The guidebook sold thousands of copies in its first month, and publishers have ordered a second print run for January.

Written by Sharman Kadish, an academic in Jewish studies at the University of Manchester, the book showcases more than 300 sites of Jewish interest in Britain, mostly synagogues and cemeteries.

“This is really the first book of its kind in England, and will make the Jewish community feel more a part of the national heritage,” Kadish told JTA.

“These sites are communal property,” she said. “But they are also testimony to the fact that Jewish communities once existed in all these tiny places around the country.”

There are some 350,000 Jews living in England, mostly in London and Manchester. But the book also covers some outlying communities that have disappeared.

“We’ve been all over the country to places where Jews once lived, from Inverness to Southampton, Dublin to Cork and the Isle of Man,” says Kadish, who directs Jewish Heritage U.K., an independent organization set up in 2004 to preserve architectural Jewish heritage.

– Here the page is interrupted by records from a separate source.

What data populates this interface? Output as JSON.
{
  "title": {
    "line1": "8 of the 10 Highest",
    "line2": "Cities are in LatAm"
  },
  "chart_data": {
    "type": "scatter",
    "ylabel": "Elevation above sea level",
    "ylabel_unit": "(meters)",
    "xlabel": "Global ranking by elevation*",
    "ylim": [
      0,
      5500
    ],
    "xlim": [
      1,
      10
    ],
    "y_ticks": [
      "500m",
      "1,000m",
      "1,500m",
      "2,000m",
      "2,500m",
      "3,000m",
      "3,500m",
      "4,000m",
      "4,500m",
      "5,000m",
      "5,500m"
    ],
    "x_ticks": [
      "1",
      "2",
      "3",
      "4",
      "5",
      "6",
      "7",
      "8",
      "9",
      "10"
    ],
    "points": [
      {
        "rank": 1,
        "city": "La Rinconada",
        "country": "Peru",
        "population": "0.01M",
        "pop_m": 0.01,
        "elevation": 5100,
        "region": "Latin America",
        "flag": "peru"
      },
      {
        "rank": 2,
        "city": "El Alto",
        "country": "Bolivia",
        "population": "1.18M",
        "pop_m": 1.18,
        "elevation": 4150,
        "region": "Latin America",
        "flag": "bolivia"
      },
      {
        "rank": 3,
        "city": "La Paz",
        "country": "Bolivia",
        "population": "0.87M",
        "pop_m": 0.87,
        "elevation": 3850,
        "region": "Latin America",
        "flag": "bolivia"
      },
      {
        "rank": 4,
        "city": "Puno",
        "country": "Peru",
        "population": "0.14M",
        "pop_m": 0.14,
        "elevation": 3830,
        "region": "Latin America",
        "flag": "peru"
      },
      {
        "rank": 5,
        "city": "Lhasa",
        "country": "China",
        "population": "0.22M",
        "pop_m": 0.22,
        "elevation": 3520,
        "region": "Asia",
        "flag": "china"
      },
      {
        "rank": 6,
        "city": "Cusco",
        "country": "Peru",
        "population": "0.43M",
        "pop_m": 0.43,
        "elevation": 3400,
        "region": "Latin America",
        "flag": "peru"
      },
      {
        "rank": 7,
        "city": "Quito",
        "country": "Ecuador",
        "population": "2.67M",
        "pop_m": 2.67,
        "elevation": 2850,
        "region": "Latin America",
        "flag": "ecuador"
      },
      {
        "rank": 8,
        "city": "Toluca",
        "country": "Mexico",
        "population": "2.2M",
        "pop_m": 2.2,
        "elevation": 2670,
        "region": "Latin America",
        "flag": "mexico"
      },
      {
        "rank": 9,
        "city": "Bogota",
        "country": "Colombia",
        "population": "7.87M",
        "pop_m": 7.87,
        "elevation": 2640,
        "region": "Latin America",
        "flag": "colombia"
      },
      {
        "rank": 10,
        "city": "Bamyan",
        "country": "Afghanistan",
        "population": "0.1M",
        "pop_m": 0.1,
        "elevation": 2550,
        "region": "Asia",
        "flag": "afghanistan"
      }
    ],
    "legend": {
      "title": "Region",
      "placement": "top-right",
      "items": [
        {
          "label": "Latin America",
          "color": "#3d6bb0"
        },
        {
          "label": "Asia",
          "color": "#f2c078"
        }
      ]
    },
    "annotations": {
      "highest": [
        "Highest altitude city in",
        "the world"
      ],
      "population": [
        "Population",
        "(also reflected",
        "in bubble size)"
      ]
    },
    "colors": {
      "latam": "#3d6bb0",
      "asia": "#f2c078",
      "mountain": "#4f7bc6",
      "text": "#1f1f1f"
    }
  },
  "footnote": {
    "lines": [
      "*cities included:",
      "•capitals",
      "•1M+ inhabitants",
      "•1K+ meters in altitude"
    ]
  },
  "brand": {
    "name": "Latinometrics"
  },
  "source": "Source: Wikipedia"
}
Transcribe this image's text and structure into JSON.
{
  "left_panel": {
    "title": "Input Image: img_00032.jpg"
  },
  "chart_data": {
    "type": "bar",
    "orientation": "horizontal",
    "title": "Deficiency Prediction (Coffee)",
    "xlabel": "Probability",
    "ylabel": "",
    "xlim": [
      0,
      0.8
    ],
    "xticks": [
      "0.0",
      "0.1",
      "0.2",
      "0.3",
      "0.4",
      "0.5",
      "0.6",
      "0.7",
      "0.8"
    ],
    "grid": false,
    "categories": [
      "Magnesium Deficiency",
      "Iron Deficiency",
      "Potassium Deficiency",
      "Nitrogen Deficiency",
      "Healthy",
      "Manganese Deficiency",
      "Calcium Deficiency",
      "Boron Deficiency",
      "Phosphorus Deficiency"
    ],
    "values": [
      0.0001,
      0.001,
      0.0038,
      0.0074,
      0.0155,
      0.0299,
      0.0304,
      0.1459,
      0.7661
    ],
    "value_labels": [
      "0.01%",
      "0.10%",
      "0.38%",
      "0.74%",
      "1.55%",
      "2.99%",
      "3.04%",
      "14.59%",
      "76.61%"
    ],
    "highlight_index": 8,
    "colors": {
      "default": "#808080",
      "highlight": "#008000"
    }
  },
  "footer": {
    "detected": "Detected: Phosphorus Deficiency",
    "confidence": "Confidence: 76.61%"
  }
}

Kadish has spent much of the past 10 years identifying, researching and visiting sites of Jewish interest in England. She was awarded grants of more than $910,000 by the National Lottery and the University of Manchester to facilitate the survey.

“The guidebook plays an important role in showing for the first time the magnificent contribution Jewish architecture has made to the nation’s heritage,” said Simon Thurley, chief executive of English Heritage, an organization dedicated to preserving sites of national importance.

The book also raises concern that Jewish architecture in Britain is more at risk than ever.

Celebrated and decorated buildings like the Singers Hill Synagogue in Birmingham and the Princes Road Synagogue in Liverpool — both more than 100 years old and featured in the book — face uncertain futures as dwindling communities struggle to meet maintenance and repair costs.

But Kadish remains positive about her findings.

“These buildings include some of the finest synagogues in Europe, especially precious because they escaped the ravages of the Second World War,” she said.

“They still have great value, both spiritual and cultural, in providing Anglo Jewry with a sense of history and identity.”